Kurz vor Veröffentlichung des Berichts zur umstrittenen Polizeireform will die rot-rote Landesregierung offenbar Kritiker zum Schweigen bringen: Nach MAZ-Informationen soll die Staatsanwaltschaft Cottbus bis Freitag nach Anweisung durch die Staatskanzlei dem Justizministerium berichterstatten, warum sich die Vize-Behördenleiterin bei einer Veranstaltung kritisch zur Polizeipolitik des Landes geäußert habe. Dieser Berichtserlass werde als Maulkorb und Maßregel von ganz oben verstanden, heißt es aus Justizkreisen.

Oberstaatsanwältin Petra Hertwig war am 30. März neben Polizei- und Gerichtsvertretern bei der Sicherheitskonferenz der unter steigender Kriminalität leidenden Stadt Senftenberg aufgetreten. Bei der öffentlichen Debatte hatte die Vize-Behördenchefin erklärt, dass die Ermittlungsergebnisse der Polizei oft nicht für eine Anklage ausreichten. Sie untermauerte damit die Kritik des Richterbundes und des Bundes Deutscher Kriminalbeamter, die nicht nur die Personalausstattung der Kripo für zu gering halten, sondern auch scharf kritisieren, dass es in Brandenburg keine Spezialausbildung für Kriminalpolizisten gibt und Ermittler deshalb oft überfordert seien.

Die Lokalzeitung hatte über die Veranstaltung berichtet. „Hierauf ist das Ministerium durch die Staatskanzlei um eine Stellungnahme gebeten worden“, bestätigt der Sprecher des Justizministeriums, Alexander Kitterer. Um dem entsprechen zu können, seien der Präsident des Brandenburgischen Oberlandesgerichts und der Generalstaatsanwalt um einen Bericht, insbesondere zur aktuellen Belastungs- und Personalsituation, gebeten worden.

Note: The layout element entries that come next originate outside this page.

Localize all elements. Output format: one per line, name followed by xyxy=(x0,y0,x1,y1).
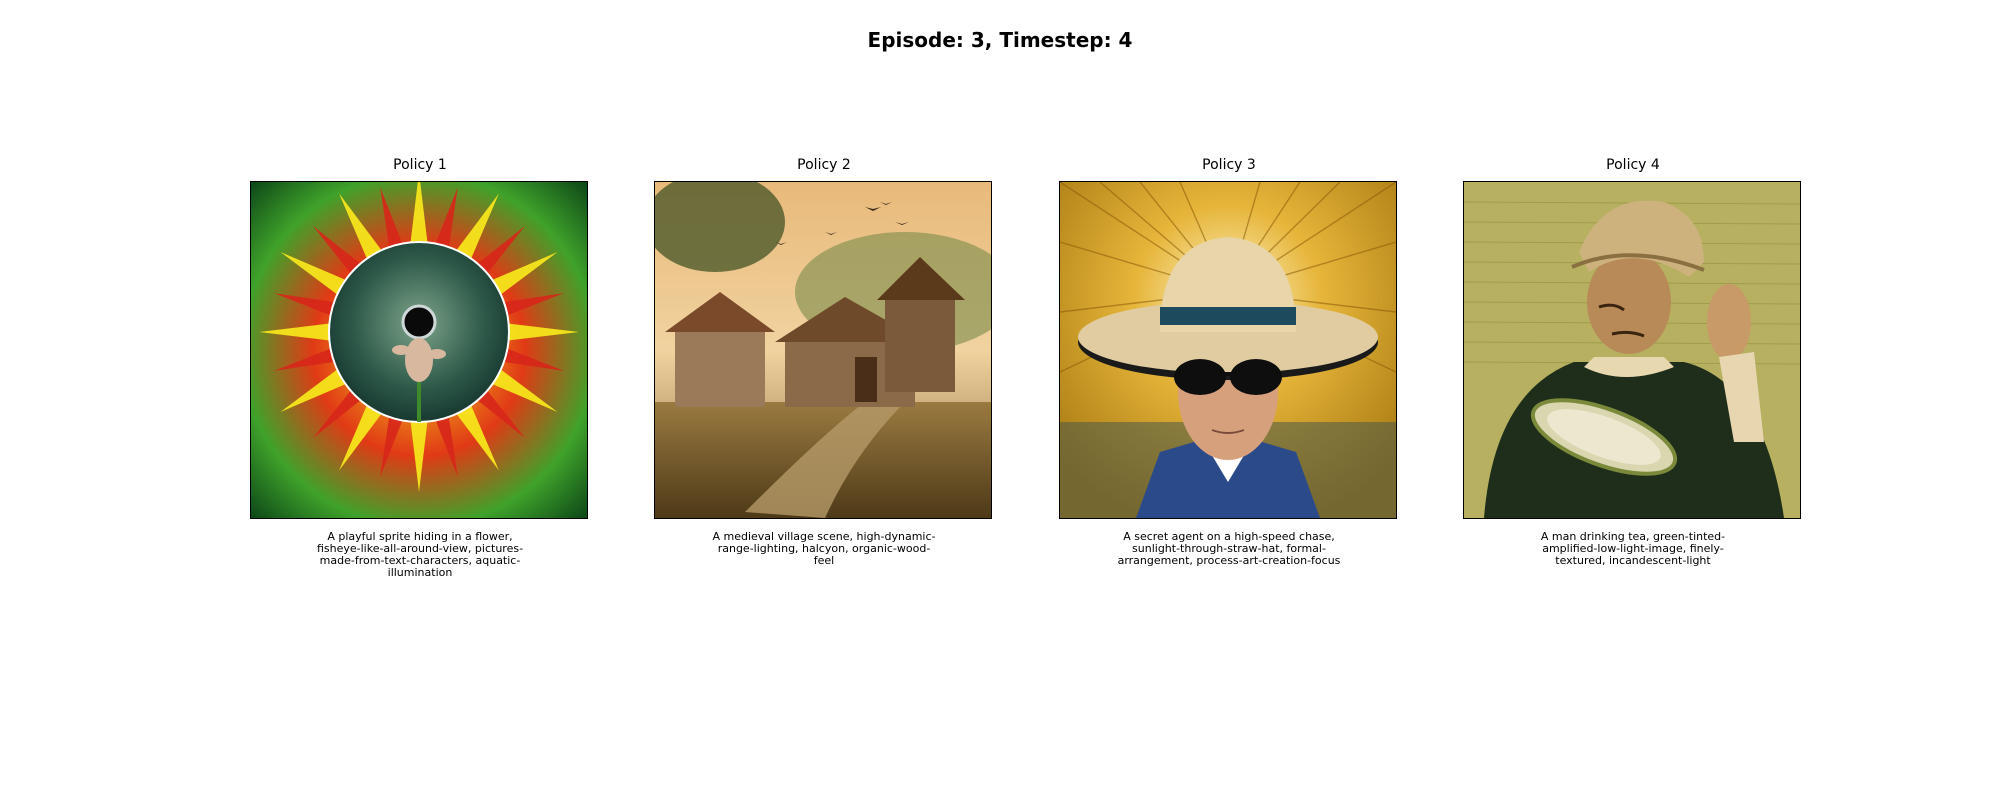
panel-caption: A man drinking tea, green-tinted-amplifi… xyxy=(1540,530,1726,567)
panel-caption: A medieval village scene, high-dynamic-r… xyxy=(712,530,936,567)
policy-4-image xyxy=(1463,181,1801,519)
panel-caption: A playful sprite hiding in a flower, fis… xyxy=(316,530,524,579)
policy-panel-4: Policy 4 A man drinking tea, green-tinte… xyxy=(1463,155,1803,567)
panel-title: Policy 3 xyxy=(1202,157,1256,173)
panel-title: Policy 1 xyxy=(393,157,447,173)
policy-panel-1: Policy 1 A playful sprite hiding in a fl… xyxy=(250,155,590,579)
policy-2-image xyxy=(654,181,992,519)
panel-title: Policy 2 xyxy=(797,157,851,173)
policy-3-image xyxy=(1059,181,1397,519)
policy-panel-3: Policy 3 A secret agent on a high-speed … xyxy=(1059,155,1399,567)
policy-1-image xyxy=(250,181,588,519)
figure-title: Episode: 3, Timestep: 4 xyxy=(867,28,1133,52)
panel-title: Policy 4 xyxy=(1606,157,1660,173)
policy-panel-2: Policy 2 A medieval village scene, high-… xyxy=(654,155,994,567)
panel-caption: A secret agent on a high-speed chase, su… xyxy=(1117,530,1341,567)
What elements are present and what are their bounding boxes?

Nur in 19 Prozent der Verfahren kommt es zur Anklage

Bei der Debatte wurde bekannt: Von den Strafverfahren, die 2014 bei der Staatsanwaltschaft Cottbus eingingen, waren 51 Prozent gegen Unbekannt. Nur in 49 Prozent der Verfahren wurde von der Polizei ein Tatverdächtiger benannt. Nur 19 Prozent dieser Verfahren konnten tatsächlich zur Anklage gebracht werden. Staatsanwältin Hertwig beklagte zudem, dass auch die Anklagebehörde zu wenig Personal habe. Es werde zu wenig Nachwuchs eingestellt.

Der Leitende Cottbuser Oberstaatsanwalt Bernhard Brocher wollte sich zu dem Berichtserlass auf Anfrage nicht äußern. „Justizpolitik macht das Ministerium“, sagte er nur.

Maulkörbe“ für kritische Beamte gab es in Brandenburg schon vorher: Innenstaatssekretär Arne Feuring soll noch als Polizeipräsident Ermittlern untersagt haben, sich im Maskenmann-Prozess über die zuvor als unprofessionell angeprangerte Polizeiarbeit zu äußern. Feuring konzipierte unter dem damaligen Innenminister und heutigem Ministerpräsidenten Dietmar Woidke (SPD) die umstrittene Polizeireform mit.

Bericht zur Reform wird erwartet

Ende des Monats soll die Evaluation der umstrittenen Polizeireform vorliegen. Aus ihr soll hervorgehen, ob die Zielzahlen beim Personal ausreichend sind für die Sicherheit im Land.

Die Reform in Brandenburg geht noch auf Innenminister Rainer Speer (SPD). Ursprünglich sah sie einen Abbau auf 7000 Polizeibeamte bis zum Jahr 2020 vor.

Speers Nachfolger Dietmar Woidke und Ralf Holzschuher (SPD) milderten die Reform leicht ab. SPD und Linke hatten sich im Koalitionsvertrag schließlich auf den Erhalt von 7800 der derzeit 8200 Stellen geeinigt.

Kritiker wie die Gewerkschaften fordern angesichts der Kriminalitätsentwicklung und des hohen Krankenstands einen Erhalt aller Stellen.